La sociedad capitalista no consiste en individuos, sino que expresa la suma de relaciones en las que estos individuos están el uno con respecto al otro. Es decir: la sustancia común de todas las cosas debe ser su forma precisamente social, el ser producto de una relación social.

 

El capital es una relación, y de modo inmediato, debido a su naturaleza, es sólo un interés económico; es bajo la amenaza obrera que está obligado a convertirse en fuerza política, a subsumirse en sí mismo, con el fin de defenderse: se convierte en lo político, en clase política.

 

Si el concepto de clase es una realidad política, entonces debemos tomar conciencia que no existe clase capitalista sin estado del capital. La política se erige como oposición institucional a la instancia del antagonismo del trabajo. La economía capitalista busca y necesita a la política para mantener separada las dos dimensiones de su dominio de clase.

 

Hagamos un poco de historia sobre la figura del estado. Sabemos que el proceso capitalista de producción reproduce por su propio desenvolvimiento la escisión y separación entre fuerza de trabajo y condiciones materiales de ese trabajo. Reproduce y perpetúa las condiciones de explotación; los obliga, de manera constante y natural, a “vender” en un contrato “libre” su fuerza laboral para simplemente poder vivir y permanentemente pone al capitalista en condiciones ideales para comprarla a buen precio.

 

Esta “transacción justa” es la que debe asegurar el estado: que el trabajador individual pertenezca al capital aún antes de venderse al capitalista individual. La división capitalista entre economía y política, entre el burgués y el “ciyoyen” (ciudadano) asegura la servidumbre económica con un sistema de poder que implica un predominio que se perpetúa a sí mismo de las clases propietarias sobre los grupos sociales, cuya subsistencia y posición social dependen de su fuerza de trabajo.

 

El capital presupone el trabajo asalariado (premisa que asegura una institución única: el estado) ya que todo trabajador “produce” capital (trabajo no pagado), o sea: la política en su autonomía relativa debe asegurar la natural producción y reproducción de la relación capitalista misma.

 

Es por esto que siempre la política precede al derecho, aunque hay que señalar que el derecho es técnicamente (no siempre políticamente) la forma más acabada de dominación.

 

El estado argentino, como cualquier otro, es un complejo institucional, artificial y planeado por las clases dominantes, condensado en coordenadas institucionales (1994, la Constitución es un instrumento de diferenciación del sistema político) y no es un producto de un desarrollo azaroso o espontáneo, o un fruto de la evolución natural.

 

El estado en su forma “Capital-Parlamentaria” es un marco deliberadamente construido por la Nueva Clase (NC) política de acuerdo a un plan. En otras palabras: el estado y su forma no es un regalo de Dios, ni un mecanismo opaco e irracional, ni siquiera el “Geist” de una época: es una realidad construida por un acto de voluntad y deliberación de una clase social.

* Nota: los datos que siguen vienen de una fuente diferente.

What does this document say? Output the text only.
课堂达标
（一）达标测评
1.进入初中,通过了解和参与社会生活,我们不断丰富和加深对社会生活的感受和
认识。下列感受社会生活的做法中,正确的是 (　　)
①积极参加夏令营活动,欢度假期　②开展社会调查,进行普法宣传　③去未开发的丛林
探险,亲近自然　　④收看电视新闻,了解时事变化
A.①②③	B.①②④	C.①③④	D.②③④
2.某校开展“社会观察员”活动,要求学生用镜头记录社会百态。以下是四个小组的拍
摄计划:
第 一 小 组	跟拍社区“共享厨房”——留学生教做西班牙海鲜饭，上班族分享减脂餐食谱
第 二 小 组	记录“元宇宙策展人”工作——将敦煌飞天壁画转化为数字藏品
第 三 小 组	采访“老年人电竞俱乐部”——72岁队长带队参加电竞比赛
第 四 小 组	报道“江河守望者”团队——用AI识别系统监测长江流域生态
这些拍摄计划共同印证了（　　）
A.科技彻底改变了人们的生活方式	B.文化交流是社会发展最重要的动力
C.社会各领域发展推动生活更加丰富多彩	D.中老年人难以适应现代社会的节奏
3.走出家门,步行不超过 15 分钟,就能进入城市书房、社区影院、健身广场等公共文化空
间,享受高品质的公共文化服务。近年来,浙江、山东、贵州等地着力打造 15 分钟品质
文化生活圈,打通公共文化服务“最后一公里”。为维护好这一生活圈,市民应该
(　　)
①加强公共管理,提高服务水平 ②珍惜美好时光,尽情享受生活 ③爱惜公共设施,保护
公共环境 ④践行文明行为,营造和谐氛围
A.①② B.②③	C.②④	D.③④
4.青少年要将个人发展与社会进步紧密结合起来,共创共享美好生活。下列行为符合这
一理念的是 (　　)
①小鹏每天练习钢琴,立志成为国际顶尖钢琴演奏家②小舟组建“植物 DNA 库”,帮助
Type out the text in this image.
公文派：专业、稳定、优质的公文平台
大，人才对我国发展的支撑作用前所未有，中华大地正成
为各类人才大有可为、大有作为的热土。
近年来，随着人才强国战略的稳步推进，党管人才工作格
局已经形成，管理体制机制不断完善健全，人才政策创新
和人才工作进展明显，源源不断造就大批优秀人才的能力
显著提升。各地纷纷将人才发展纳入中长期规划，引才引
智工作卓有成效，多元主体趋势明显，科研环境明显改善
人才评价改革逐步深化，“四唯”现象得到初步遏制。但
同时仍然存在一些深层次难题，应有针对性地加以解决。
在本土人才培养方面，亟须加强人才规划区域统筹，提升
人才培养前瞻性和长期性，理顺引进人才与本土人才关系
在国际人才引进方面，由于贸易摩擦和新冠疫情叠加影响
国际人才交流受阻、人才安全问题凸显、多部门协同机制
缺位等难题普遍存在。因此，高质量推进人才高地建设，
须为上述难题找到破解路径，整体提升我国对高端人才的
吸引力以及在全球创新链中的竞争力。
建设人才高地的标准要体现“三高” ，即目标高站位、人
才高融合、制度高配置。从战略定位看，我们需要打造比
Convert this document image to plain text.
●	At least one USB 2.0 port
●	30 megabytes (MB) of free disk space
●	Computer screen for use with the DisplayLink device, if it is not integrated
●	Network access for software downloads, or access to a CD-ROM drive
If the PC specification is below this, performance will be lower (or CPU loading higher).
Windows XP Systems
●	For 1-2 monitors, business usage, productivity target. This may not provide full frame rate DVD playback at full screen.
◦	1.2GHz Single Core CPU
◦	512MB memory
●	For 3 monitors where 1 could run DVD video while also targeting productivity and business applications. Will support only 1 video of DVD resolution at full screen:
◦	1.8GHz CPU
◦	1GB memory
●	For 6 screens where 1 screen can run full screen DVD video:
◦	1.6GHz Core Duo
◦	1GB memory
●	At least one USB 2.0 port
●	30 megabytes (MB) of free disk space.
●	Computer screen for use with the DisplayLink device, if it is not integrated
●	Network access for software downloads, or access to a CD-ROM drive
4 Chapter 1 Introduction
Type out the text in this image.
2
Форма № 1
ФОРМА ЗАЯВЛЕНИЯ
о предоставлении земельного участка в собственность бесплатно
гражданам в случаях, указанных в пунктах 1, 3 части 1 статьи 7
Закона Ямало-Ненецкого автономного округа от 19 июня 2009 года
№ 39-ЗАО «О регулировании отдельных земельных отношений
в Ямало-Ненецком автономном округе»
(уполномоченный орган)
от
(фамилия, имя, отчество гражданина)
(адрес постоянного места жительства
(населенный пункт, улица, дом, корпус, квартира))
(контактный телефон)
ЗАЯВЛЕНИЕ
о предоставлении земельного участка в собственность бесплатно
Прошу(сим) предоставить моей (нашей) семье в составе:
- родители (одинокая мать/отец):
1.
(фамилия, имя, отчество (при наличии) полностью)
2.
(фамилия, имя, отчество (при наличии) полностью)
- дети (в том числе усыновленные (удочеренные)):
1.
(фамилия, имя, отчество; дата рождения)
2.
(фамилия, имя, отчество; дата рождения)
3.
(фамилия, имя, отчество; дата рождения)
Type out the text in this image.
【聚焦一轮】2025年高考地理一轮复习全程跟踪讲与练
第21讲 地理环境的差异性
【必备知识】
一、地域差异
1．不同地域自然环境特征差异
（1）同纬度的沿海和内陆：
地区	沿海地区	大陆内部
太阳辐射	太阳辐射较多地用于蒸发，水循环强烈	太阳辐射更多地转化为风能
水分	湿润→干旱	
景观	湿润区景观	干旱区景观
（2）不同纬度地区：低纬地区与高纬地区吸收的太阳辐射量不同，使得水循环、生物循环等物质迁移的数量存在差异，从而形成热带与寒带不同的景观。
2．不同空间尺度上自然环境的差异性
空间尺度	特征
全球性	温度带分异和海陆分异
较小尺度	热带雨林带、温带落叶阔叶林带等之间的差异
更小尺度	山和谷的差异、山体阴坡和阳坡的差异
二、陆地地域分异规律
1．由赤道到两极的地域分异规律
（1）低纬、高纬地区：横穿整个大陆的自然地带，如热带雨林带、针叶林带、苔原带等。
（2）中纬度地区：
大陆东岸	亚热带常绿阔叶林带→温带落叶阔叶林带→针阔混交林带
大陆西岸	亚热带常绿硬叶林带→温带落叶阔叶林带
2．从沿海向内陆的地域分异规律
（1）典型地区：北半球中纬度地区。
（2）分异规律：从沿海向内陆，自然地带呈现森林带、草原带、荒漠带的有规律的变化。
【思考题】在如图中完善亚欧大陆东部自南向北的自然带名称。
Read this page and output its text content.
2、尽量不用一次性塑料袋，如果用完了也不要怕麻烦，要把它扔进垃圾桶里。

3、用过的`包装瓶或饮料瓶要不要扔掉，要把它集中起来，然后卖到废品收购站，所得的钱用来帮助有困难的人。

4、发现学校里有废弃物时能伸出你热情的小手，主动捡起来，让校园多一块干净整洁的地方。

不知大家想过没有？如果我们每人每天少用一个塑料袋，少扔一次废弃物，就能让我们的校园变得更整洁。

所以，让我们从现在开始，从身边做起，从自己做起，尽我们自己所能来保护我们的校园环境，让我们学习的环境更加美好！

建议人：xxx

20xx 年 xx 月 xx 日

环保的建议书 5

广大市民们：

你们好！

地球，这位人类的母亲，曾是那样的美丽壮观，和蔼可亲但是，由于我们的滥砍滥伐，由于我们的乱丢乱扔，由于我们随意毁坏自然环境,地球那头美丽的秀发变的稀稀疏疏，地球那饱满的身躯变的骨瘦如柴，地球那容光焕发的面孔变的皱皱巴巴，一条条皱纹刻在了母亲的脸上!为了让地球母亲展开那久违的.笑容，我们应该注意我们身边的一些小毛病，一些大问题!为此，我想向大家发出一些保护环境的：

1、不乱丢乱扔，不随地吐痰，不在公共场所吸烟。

Su “función” bajo el capital es la organización y activación autónomas (valga la paradoja) del proceso de acumulación social en un territorio delimitado, fundado en la necesidad histórica de alcanzar “modus vivendi” (violentos, semipacíficos, etc.) entre intereses contrapuestos e irreconciliables.

 

Y es que el estado está marcado a fuego por la contradicción desde su nacimiento moderno: una institución que pretende ser la fuente de todas las relaciones de poder actúa de hecho como el “garante” de unas que no se originan en sí mismo y que no controla, la generada por el comando privado del capital. El estado ya no puede identificarse directamente con la sociedad, so pena de anular su “especificidad funcional” ligada a la ley de valor.

 

Desde su evolución (feudalismo, Ständestaat, absolutismo, liberal, welfare,…) confronta con el problema de su propia legitimidad, el nudo de la obligación política de la multitud, que el “citoyen” acate y reconozca como propias su autoridad, ya no por inercia de rutinas no razonadas o cálculos utilitarios de ventajes personales, sino a partir de la convicción de que la obediencia es correcta.

 

Por supuesto: la paradoja de la legitimación (el problema de la política) se juega en las formas y estaciones de la relación capital-trabajo. A medida que la propia presencia de la clase obliga a cambios y dislocaciones en el desarrollo del capital los problemas de legitimación sobrecarga de tareas al estado.

 

Se desarrolló un sofisticado sistema de partidos políticos y sindicatos, los políticos ya en el parlamento del siglo XIX, “crearon” los partidos para atraer a la creciente masa electoral obrera y popular a la vida estatal. Y aunque los partidos políticos burgueses son algo endémico a la democracia no formaban parte de la definición formal de democracia liberal, de hecho hasta hace poco operaban en un ámbito sin regulación por la ley.

 

La evolución del partido de “notables” (congresistas) al “Volkspartei”, al partido de masas tuvo que ver con la creciente movilización de masas de ciudadanos y proyectaban en el ámbito político fracturas sociales, escisiones de clase heredadas históricamente con la posibilidad de “procesar” demandas populares contradictorias para el sistema (a través de socialización de intereses y afectos), además de reclutar los miembros de la elite de la Nueva Clase de los políticos profesionales. La función esencial del sistema político y el “Staatpartei”, el estado “Capital-Parlamentario” es obtener el consentimiento del pueblo al curso de la política pública de acumulación del capital.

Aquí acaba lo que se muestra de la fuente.